2014 ELECTIONS: Director of Community Development — Mary Ellen Winborn

After 22 years as a county resident and 18 of those spent as a business owner and architect herself, Mary Ellen Winborn sees great opportunity and much potential to be had with a new Clallam County Department of Community Development (DCD) director. Because of her inability to accept the idea of sitting back for another four years, Winborn stepped to the challenge of running.

After 22 years as a county resident and 18 of those spent as a business owner and architect herself, Mary Ellen Winborn sees great opportunity and much potential to be had with a new Clallam County Department of Community Development (DCD) director. Because of her inability to accept the idea of sitting back for another four years, Winborn stepped to the challenge of running.

As the driving forces behind her inspiration to run, Winborn sees both a need for change in leadership within the department and also looks to the state mandated requirement to update the Comprehensive Plan as the perfect opportunity to better the county’s approach to planning and future planning.

“The Comprehensive Plan update, it’s really the one (topic within county) that got me deciding that I had to do this,” Winborn said. “I’m really excited about that and what it can generate.”

Winborn was born and raised in Mississippi, but moved to New Orleans following high school where she lived for seven years, working for a consulting engineering firm and later for a landscape architect.
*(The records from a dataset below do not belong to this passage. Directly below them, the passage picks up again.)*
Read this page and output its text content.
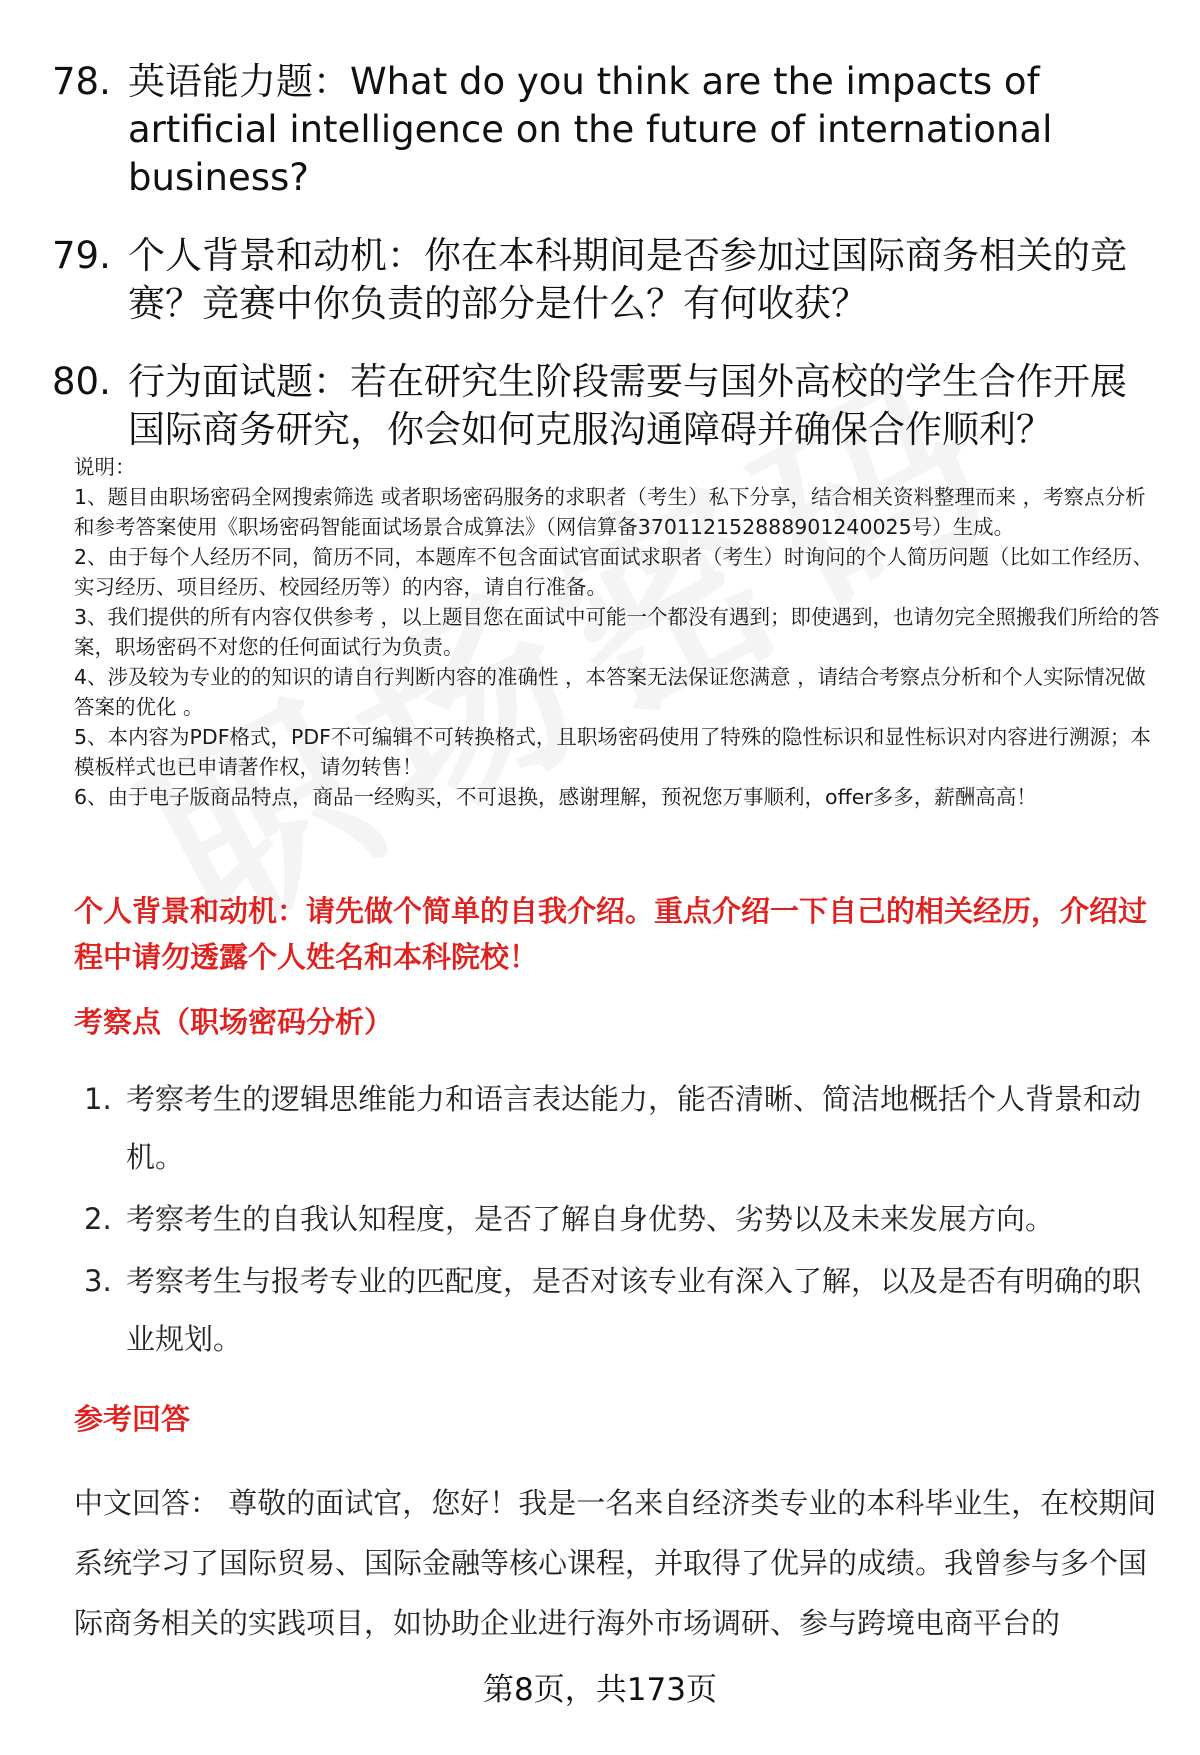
78. 英语能力题：What do you think are the impacts of artificial intelligence on the future of international business?
79. 个人背景和动机：你在本科期间是否参加过国际商务相关的竞赛？竞赛中你负责的部分是什么？有何收获？
80. 行为面试题：若在研究生阶段需要与国外高校的学生合作开展国际商务研究，你会如何克服沟通障碍并确保合作顺利？
说明：
1、题目由职场密码全网搜索筛选 或者职场密码服务的求职者（考生）私下分享，结合相关资料整理而来 ，考察点分析和参考答案使用《职场密码智能面试场景合成算法》（网信算备370112152888901240025号）生成。
2、由于每个人经历不同，简历不同，本题库不包含面试官面试求职者（考生）时询问的个人简历问题（比如工作经历、实习经历、项目经历、校园经历等）的内容，请自行准备。
3、我们提供的所有内容仅供参考 ，以上题目您在面试中可能一个都没有遇到；即使遇到，也请勿完全照搬我们所给的答案，职场密码不对您的任何面试行为负责。
4、涉及较为专业的的知识的请自行判断内容的准确性 ，本答案无法保证您满意 ，请结合考察点分析和个人实际情况做答案的优化 。
5、本内容为PDF格式，PDF不可编辑不可转换格式，且职场密码使用了特殊的隐性标识和显性标识对内容进行溯源；本模板样式也已申请著作权，请勿转售！
6、由于电子版商品特点，商品一经购买，不可退换，感谢理解，预祝您万事顺利，offer多多，薪酬高高！
个人背景和动机：请先做个简单的自我介绍。重点介绍一下自己的相关经历，介绍过程中请勿透露个人姓名和本科院校！
考察点（职场密码分析）
1. 考察考生的逻辑思维能力和语言表达能力，能否清晰、简洁地概括个人背景和动机。
2. 考察考生的自我认知程度，是否了解自身优势、劣势以及未来发展方向。
3. 考察考生与报考专业的匹配度，是否对该专业有深入了解，以及是否有明确的职业规划。
参考回答
中文回答： 尊敬的面试官，您好！我是一名来自经济类专业的本科毕业生，在校期间系统学习了国际贸易、国际金融等核心课程，并取得了优异的成绩。我曾参与多个国际商务相关的实践项目，如协助企业进行海外市场调研、参与跨境电商平台的
第8页，共173页
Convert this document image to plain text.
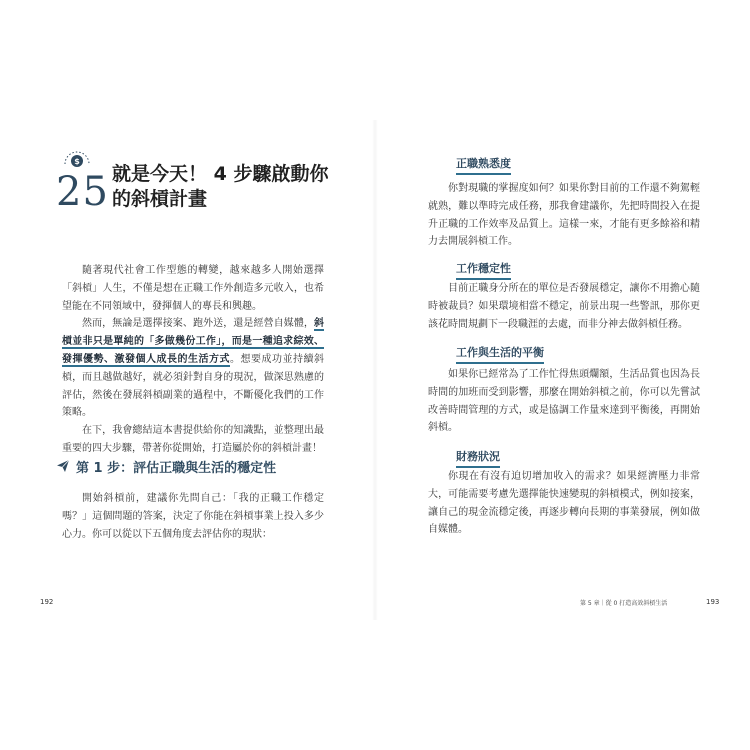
$
25 就是今天！ 4 步驟啟動你的斜槓計畫

隨著現代社會工作型態的轉變，越來越多人開始選擇「斜槓」人生，不僅是想在正職工作外創造多元收入，也希望能在不同領域中，發揮個人的專長和興趣。

然而，無論是選擇接案、跑外送，還是經營自媒體，斜槓並非只是單純的「多做幾份工作」，而是一種追求綜效、發揮優勢、激發個人成長的生活方式。想要成功並持續斜槓，而且越做越好，就必須針對自身的現況，做深思熟慮的評估，然後在發展斜槓副業的過程中，不斷優化我們的工作策略。

在下，我會總結這本書提供給你的知識點，並整理出最重要的四大步驟，帶著你從開始，打造屬於你的斜槓計畫！

第 1 步：評估正職與生活的穩定性

開始斜槓前，建議你先問自己：「我的正職工作穩定嗎？」這個問題的答案，決定了你能在斜槓事業上投入多少心力。你可以從以下五個角度去評估你的現狀：

192
正職熟悉度

你對現職的掌握度如何？如果你對目前的工作還不夠駕輕就熟，難以準時完成任務，那我會建議你，先把時間投入在提升正職的工作效率及品質上。這樣一來，才能有更多餘裕和精力去開展斜槓工作。

工作穩定性

目前正職身分所在的單位是否發展穩定，讓你不用擔心隨時被裁員？如果環境相當不穩定，前景出現一些警訊，那你更該花時間規劃下一段職涯的去處，而非分神去做斜槓任務。

工作與生活的平衡

如果你已經常為了工作忙得焦頭爛額，生活品質也因為長時間的加班而受到影響，那麼在開始斜槓之前，你可以先嘗試改善時間管理的方式，或是協調工作量來達到平衡後，再開始斜槓。

財務狀況

你現在有沒有迫切增加收入的需求？如果經濟壓力非常大，可能需要考慮先選擇能快速變現的斜槓模式，例如接案，讓自己的現金流穩定後，再逐步轉向長期的事業發展，例如做自媒體。

第 5 章｜從 0 打造高效斜槓生活	193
This early exposure within the field of engineering and architecture made her realize she wanted to pursue a degree in architecture. Winborn attended Mississippi State University in 1986 to study architecture and has been practicing within the field ever since.

“As a architect you’re not only constantly designing and rethinking how to approach a project or challenge, but one must be familiar and work closely with agencies on zoning, building codes and ecology,” Winborn said.

“I’ve had a lot of planning experience,” Winborn said. “As an architect you’re organizing peoples’ lives, setting a backdrop for them to live the life they want and you’re foreseeing problems and constantly preventing problems from happening.”

Because the Department of Community Development isn’t just a place to get a building permit — it is roughly 70 percent planning-oriented — Winborn feels someone with more of a planning mindset, such as herself, would better fit the position of director. Despite her opponent, Sheila Roark Miller’s extensive background as a building inspector, Winborn said a building inspector is a “reactionary” type of position and the DCD director position requires the use of more foresight with an emphasis on future problem solving.

“A reactionary approach can serve a purpose, but I don’t think it serves well in this position,” Winborn said. “And that’s why I am running.”

With the right person directing the DCD, Winborn said that department has the potential to set a strong foundation for economic growth and the creation of jobs. Although the department may not directly create jobs, it can impact the development of the land and land usages to create stepping stones for industry, Winborn said. Such planning also can be done in conjunction with the natural landscape, she added.

“When we update the Comprehensive Plan, it will be a great opportunity to take inventory because we need to know what’s out there first before we help people figure what the possibilities are for their business,” Winborn said. “We to need make it (Comprehensive Plan) a tool that can work for us, not just a mandate.”

With Initiative 502 as one major challenge facing Winborn as the potential DCD director, another challenge Winborn anticipates is simply “making up for lost ground” and knowing that “the staff has a morale problem,” Winborn said.

“I’ll have to earn their (staff) trust and the community’s trust,” Winborn said. “I’ve got a lot of ground to make up and I recognize it is not going to be easy.”

Fortunately for Winborn, again as an experienced architect, she has learned to become an expert in whatever project she’s involved in and quickly. Relying on her skills gained in her profession throughout the years, Winborn said she is confident in her ability to enter into the position as DCD director and quickly get up to speed on her responsibilities and begin to gain both her staff and the community’s trust.

“This is an opportunity to see the county for what it can really be,” Winborn said. “I see a lot of potential here.”